Investment - Articles - Argonaut's Barry Norris-Germany, their fiscal responsibility


Commenting on why Germany should leave the Euro or accept fiscal union, Barry Norris, Manager of the Argonaut European Alpha Fund, says:

 "With yields on Spanish and Italian 10 year government debt now above 6% this is now the moment of truth for the Euro. Neither the Spanish nor the Italian economies can sustain these rates of interest and their economies are too big to be "rescued" by bail-out funds.

 "If, like in the UK, the Spanish and Italians had their own currency, it would devalue boosting short-term competitiveness and economic growth. Their central banks would also be able to erode the value of debt through printing more money via quantitative easing in the same way as the Bank of England has done in the UK. Their membership of the single currency currently precludes this.

 "The strict monetary policy of the European Central Bank and the strength of the Euro reflects the robust economic growth in Germany, the Euro-zone's largest economy.
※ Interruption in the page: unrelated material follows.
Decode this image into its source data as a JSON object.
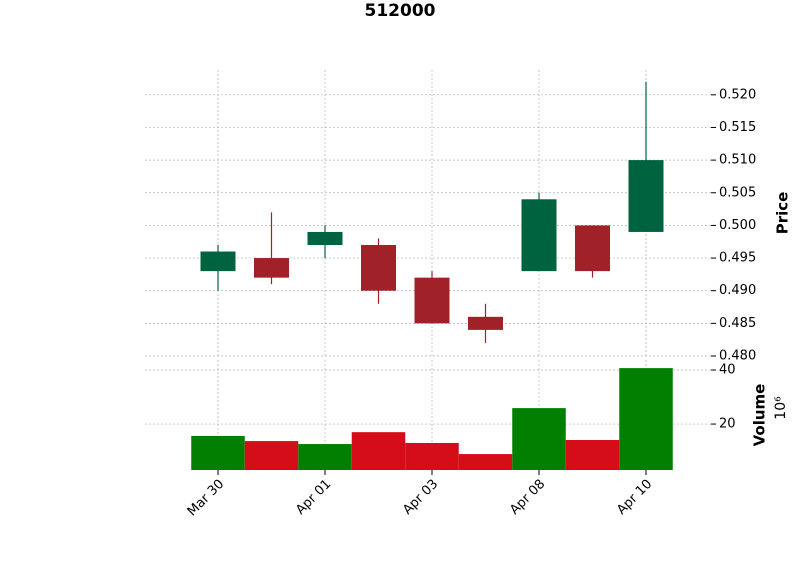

The only way for the Spanish and Italian economies to cope with being shoehorned into Germany's monetary policy would be if it were accompanied by fiscal stimulus. As their solvency is already being questioned, this stimulus must come from an external source, the most obvious being Germany.

 "The folly of a currency union without large scale fiscal transfers has been known ever since the single currency was conceived. Events of the last few months suggest that financial markets are no longer prepared to tolerate this illogic indefinitely. To survive in its current form the Euro-zone must evolve into a transfer union where the taxpayers of the booming economies subsidise those that are struggling. This will be a tough sell for politicians, particularly in Germany, where electorates have little sympathy for their profligate Southern European neighbours.

 "If it turns out that the German electorate has no stomach for fiscal union then the German government should accept the logic that their continued membership of the single currency is destabilizing for many of its other members. If Germany left the Euro, the value of the Euro would fall, providing a short-term boost to its remaining members and monetary policy set to provide appropriate stimulus. At the same time, the value of the new German currency would appreciate, providing a boost to German consumers.

 "For the periphery, leaving the Euro is not an option. Their governments and their banks would still owe Euros, but would own something less valuable. Germany leaving is the only way in which the single currency can be broken up without it causing a second banking crisis, or a sovereign default. Germany must show political leadership now or face responsibility for the consequences."